Harst lächelte nun in besonderer Weise.

»Und doch ist er es nicht!«, meinte er. »Blönheelm ist nicht der Obermacher. Ich habe meine Ansicht geändert. Er ist unbeteiligt bei alledem – ganz!«

Der Baron und ich riefen gleichzeitig: »Unmöglich! Er muss es sein!«

Harst schüttelte den Kopf. »Ein großer Irrtum. Auch hierfür werde ich den Beweis erbringen, und zwar nachmittags um 4 Uhr am Hafenkai, wenn Wreeden wie vereinbart den kleinen Lederkoffer an Bord der Antje van Grooningen trägt, in dem angeblich für eine Million Diamanten liegen. Lassen wir jetzt alle weiteren Erörterungen. Ich bitte Sie, Baron, dass Sie unsere Masken als chinesische Kulis etwas verbessern und dass Sie sich dann persönlich, aber gleichfalls verkleidet vor dem Liegeplatz des Dampfers einfinden. Einige Ihrer Detektivbeamten aber mögen den Gefangenen im geschlossenen Wagen von Wreeden abholen und eben dorthin schaffen.
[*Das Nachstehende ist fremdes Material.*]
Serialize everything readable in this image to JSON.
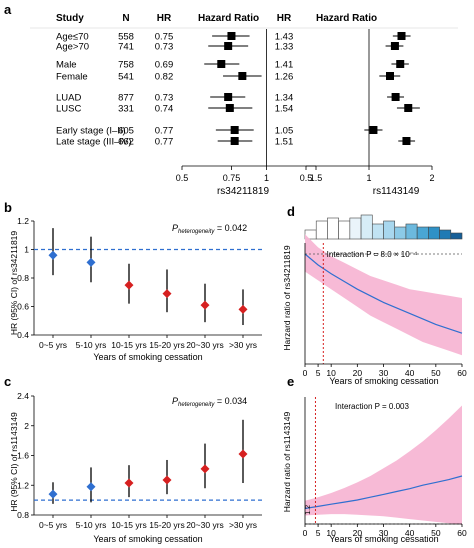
{
  "panel_labels": {
    "a": "a",
    "b": "b",
    "c": "c",
    "d": "d",
    "e": "e"
  },
  "chart_data": [
    {
      "panel": "a",
      "type": "forest",
      "headers": {
        "study": "Study",
        "n": "N",
        "hr1": "HR",
        "title1": "Hazard Ratio",
        "hr2": "HR",
        "title2": "Hazard Ratio"
      },
      "rows": [
        {
          "label": "Age≤70",
          "n": "558",
          "hr1": "0.75",
          "hr2": "1.43",
          "hr1_v": 0.75,
          "lo1": 0.64,
          "hi1": 0.87,
          "hr2_v": 1.43,
          "lo2": 1.3,
          "hi2": 1.58
        },
        {
          "label": "Age>70",
          "n": "741",
          "hr1": "0.73",
          "hr2": "1.33",
          "hr1_v": 0.73,
          "lo1": 0.62,
          "hi1": 0.86,
          "hr2_v": 1.33,
          "lo2": 1.2,
          "hi2": 1.46
        },
        {
          "label": "Male",
          "n": "758",
          "hr1": "0.69",
          "hr2": "1.41",
          "hr1_v": 0.69,
          "lo1": 0.6,
          "hi1": 0.8,
          "hr2_v": 1.41,
          "lo2": 1.28,
          "hi2": 1.55
        },
        {
          "label": "Female",
          "n": "541",
          "hr1": "0.82",
          "hr2": "1.26",
          "hr1_v": 0.82,
          "lo1": 0.7,
          "hi1": 0.96,
          "hr2_v": 1.26,
          "lo2": 1.12,
          "hi2": 1.41
        },
        {
          "label": "LUAD",
          "n": "877",
          "hr1": "0.73",
          "hr2": "1.34",
          "hr1_v": 0.73,
          "lo1": 0.63,
          "hi1": 0.84,
          "hr2_v": 1.34,
          "lo2": 1.22,
          "hi2": 1.47
        },
        {
          "label": "LUSC",
          "n": "331",
          "hr1": "0.74",
          "hr2": "1.54",
          "hr1_v": 0.74,
          "lo1": 0.62,
          "hi1": 0.89,
          "hr2_v": 1.54,
          "lo2": 1.36,
          "hi2": 1.75
        },
        {
          "label": "Early stage (I–II)",
          "n": "605",
          "hr1": "0.77",
          "hr2": "1.05",
          "hr1_v": 0.77,
          "lo1": 0.66,
          "hi1": 0.9,
          "hr2_v": 1.05,
          "lo2": 0.95,
          "hi2": 1.16
        },
        {
          "label": "Late stage (III–IV)",
          "n": "662",
          "hr1": "0.77",
          "hr2": "1.51",
          "hr1_v": 0.77,
          "lo1": 0.67,
          "hi1": 0.89,
          "hr2_v": 1.51,
          "lo2": 1.38,
          "hi2": 1.66
        }
      ],
      "xaxis1": {
        "ticks": [
          "0.5",
          "0.75",
          "1",
          "1.5"
        ],
        "tick_values": [
          0.5,
          0.75,
          1.0,
          1.5
        ],
        "xlim": [
          0.5,
          1.5
        ],
        "ref": 1.0,
        "label": "rs34211819"
      },
      "xaxis2": {
        "ticks": [
          "0.5",
          "1",
          "2"
        ],
        "tick_values": [
          0.5,
          1.0,
          2.0
        ],
        "xlim": [
          0.5,
          2.0
        ],
        "ref": 1.0,
        "label": "rs1143149"
      }
    },
    {
      "panel": "b",
      "type": "scatter",
      "categories": [
        "0~5 yrs",
        "5-10 yrs",
        "10-15 yrs",
        "15-20 yrs",
        "20~30 yrs",
        ">30 yrs"
      ],
      "values": [
        0.96,
        0.91,
        0.75,
        0.69,
        0.61,
        0.58
      ],
      "lower": [
        0.82,
        0.77,
        0.62,
        0.56,
        0.49,
        0.47
      ],
      "upper": [
        1.15,
        1.09,
        0.9,
        0.86,
        0.76,
        0.72
      ],
      "colors": [
        "#2f6fd0",
        "#2f6fd0",
        "#d62020",
        "#d62020",
        "#d62020",
        "#d62020"
      ],
      "ylim": [
        0.4,
        1.2
      ],
      "yticks": [
        "0.4",
        "0.6",
        "0.8",
        "1",
        "1.2"
      ],
      "ylabel": "HR (95% CI) of rs34211819",
      "xlabel": "Years of smoking cessation",
      "ref": 1.0,
      "p_label": "P",
      "p_sub": "heterogeneity",
      "p_value": " = 0.042"
    },
    {
      "panel": "c",
      "type": "scatter",
      "categories": [
        "0~5 yrs",
        "5-10 yrs",
        "10-15 yrs",
        "15-20 yrs",
        "20~30 yrs",
        ">30 yrs"
      ],
      "values": [
        1.08,
        1.18,
        1.23,
        1.27,
        1.42,
        1.62
      ],
      "lower": [
        0.95,
        0.97,
        1.04,
        1.08,
        1.16,
        1.23
      ],
      "upper": [
        1.24,
        1.44,
        1.47,
        1.54,
        1.76,
        2.08
      ],
      "colors": [
        "#2f6fd0",
        "#2f6fd0",
        "#d62020",
        "#d62020",
        "#d62020",
        "#d62020"
      ],
      "ylim": [
        0.8,
        2.4
      ],
      "yticks": [
        "0.8",
        "1.2",
        "1.6",
        "2",
        "2.4"
      ],
      "ylabel": "HR (95% CI) of rs1143149",
      "xlabel": "Years of smoking cessation",
      "ref": 1.0,
      "p_label": "P",
      "p_sub": "heterogeneity",
      "p_value": " = 0.034"
    },
    {
      "panel": "d",
      "type": "line",
      "x": [
        0,
        5,
        10,
        15,
        20,
        25,
        30,
        35,
        40,
        45,
        50,
        55,
        60
      ],
      "y": [
        1.0,
        0.95,
        0.91,
        0.875,
        0.84,
        0.81,
        0.78,
        0.755,
        0.73,
        0.705,
        0.68,
        0.66,
        0.64
      ],
      "lower": [
        0.92,
        0.88,
        0.84,
        0.8,
        0.76,
        0.72,
        0.69,
        0.66,
        0.63,
        0.6,
        0.58,
        0.56,
        0.54
      ],
      "upper": [
        1.09,
        1.03,
        0.99,
        0.96,
        0.93,
        0.9,
        0.88,
        0.86,
        0.84,
        0.83,
        0.82,
        0.81,
        0.8
      ],
      "xlim": [
        0,
        60
      ],
      "ylim": [
        0.5,
        1.05
      ],
      "xticks": [
        "0",
        "5",
        "10",
        "20",
        "30",
        "40",
        "50",
        "60"
      ],
      "xtick_values": [
        0,
        5,
        10,
        20,
        30,
        40,
        50,
        60
      ],
      "ylabel": "Harzard ratio of rs34211819",
      "xlabel": "Years of smoking cessation",
      "ref": 1.0,
      "vline": 7,
      "annotation": "Interaction P = 8.0 × 10⁻⁴",
      "histogram": [
        3,
        6,
        7,
        6,
        7,
        8,
        5,
        6,
        4,
        5,
        4,
        4,
        3,
        2
      ]
    },
    {
      "panel": "e",
      "type": "line",
      "x": [
        0,
        5,
        10,
        15,
        20,
        25,
        30,
        35,
        40,
        45,
        50,
        55,
        60
      ],
      "y": [
        1.22,
        1.25,
        1.28,
        1.31,
        1.34,
        1.38,
        1.42,
        1.46,
        1.5,
        1.55,
        1.59,
        1.63,
        1.68
      ],
      "lower": [
        1.12,
        1.13,
        1.14,
        1.14,
        1.13,
        1.12,
        1.11,
        1.09,
        1.07,
        1.05,
        1.03,
        1.01,
        0.99
      ],
      "upper": [
        1.33,
        1.38,
        1.44,
        1.51,
        1.59,
        1.68,
        1.79,
        1.9,
        2.03,
        2.17,
        2.33,
        2.5,
        2.68
      ],
      "xlim": [
        0,
        60
      ],
      "ylim": [
        1.0,
        2.8
      ],
      "xticks": [
        "0",
        "5",
        "10",
        "20",
        "30",
        "40",
        "50",
        "60"
      ],
      "xtick_values": [
        0,
        5,
        10,
        20,
        30,
        40,
        50,
        60
      ],
      "yticks": [
        "1.2"
      ],
      "ytick_values": [
        1.2
      ],
      "ylabel": "Harzard ratio of rs1143149",
      "xlabel": "Years of smoking cessation",
      "ref": 1.0,
      "vline": 4,
      "annotation": "Interaction P = 0.003"
    }
  ]
}
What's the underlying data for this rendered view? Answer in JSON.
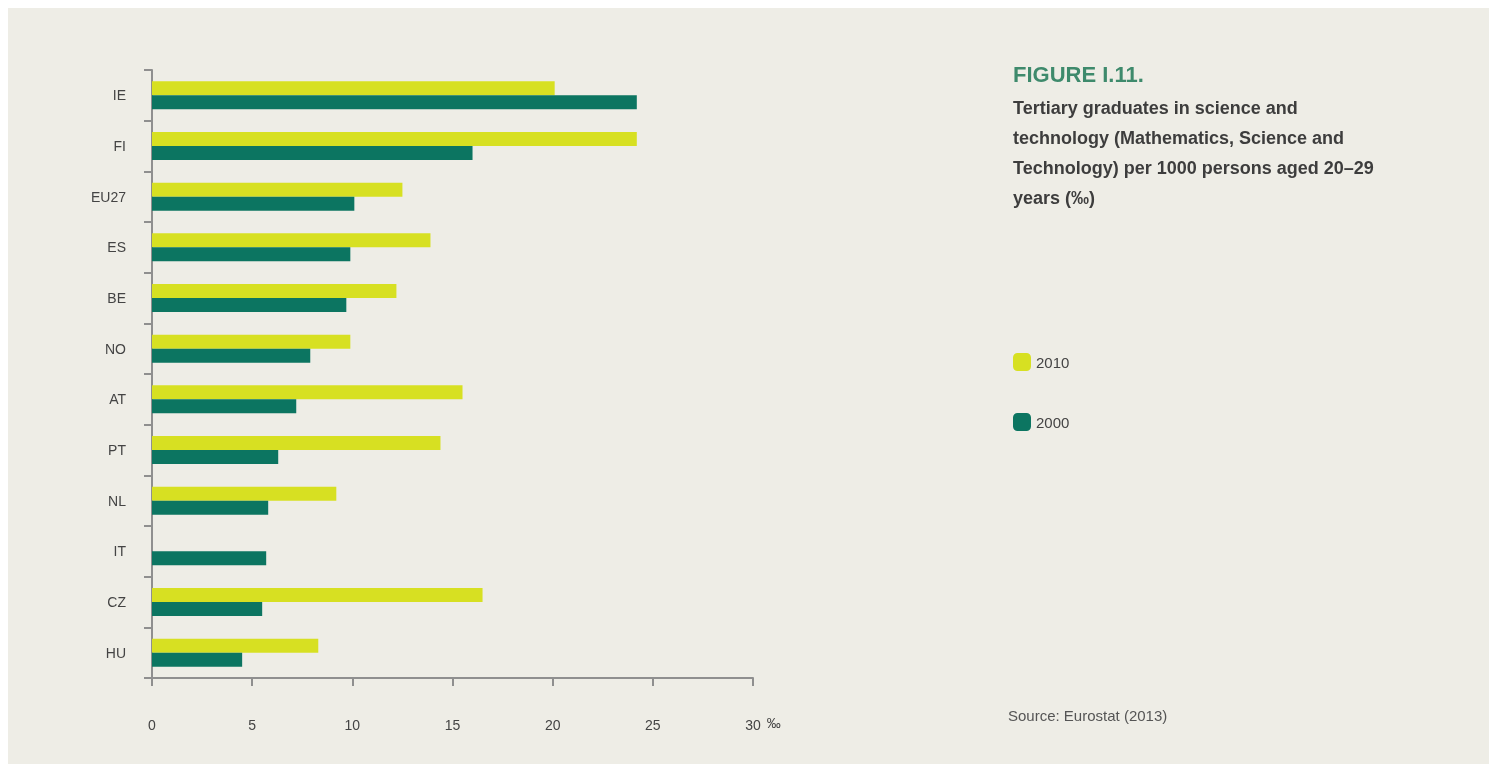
{
  "chart_data": {
    "type": "bar",
    "orientation": "horizontal",
    "title": "FIGURE I.11.",
    "subtitle": "Tertiary graduates in science and technology (Mathematics, Science and Technology) per 1000 persons aged 20–29 years (‰)",
    "xlabel": "‰",
    "categories": [
      "IE",
      "FI",
      "EU27",
      "ES",
      "BE",
      "NO",
      "AT",
      "PT",
      "NL",
      "IT",
      "CZ",
      "HU"
    ],
    "series": [
      {
        "name": "2010",
        "color": "#d7e022",
        "values": [
          20.1,
          24.2,
          12.5,
          13.9,
          12.2,
          9.9,
          15.5,
          14.4,
          9.2,
          null,
          16.5,
          8.3
        ]
      },
      {
        "name": "2000",
        "color": "#0c7561",
        "values": [
          24.2,
          16.0,
          10.1,
          9.9,
          9.7,
          7.9,
          7.2,
          6.3,
          5.8,
          5.7,
          5.5,
          4.5
        ]
      }
    ],
    "xlim": [
      0,
      30
    ],
    "xticks": [
      0,
      5,
      10,
      15,
      20,
      25,
      30
    ],
    "grid": false,
    "legend": "right",
    "annotations": [
      "Source: Eurostat (2013)"
    ]
  }
}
Sollten Sie Zeit haben, Baron, so sehen Sie sich mal in aller Stille des Prinzen Motorboot genauer an. Es dürfte sehr kräftige Motoren haben, wenn es auch nur 15 Knoten für gewöhnlich läuft, so kräftige Motoren, dass es damit in Wahrheit fast die doppelte Schnelligkeit erreicht und jeden anderen Fahrzeug deshalb entkommt – wie das Boot der roten Karten es stets tut.«

Der Polizeirat machte ein sehr ungläubiges Gesicht und sagte zögernd: »Ich denke, Blönheelm hat mit der Diebesbande nichts zu schaffen?! Und jetzt behaupten Sie wieder, Herr Harst, dass …«

»Ganz recht – dass der Prinz kein Verbrecher ist!«, vollendete Harald. Dann wurde diese Angelegenheit nicht weiter berührt.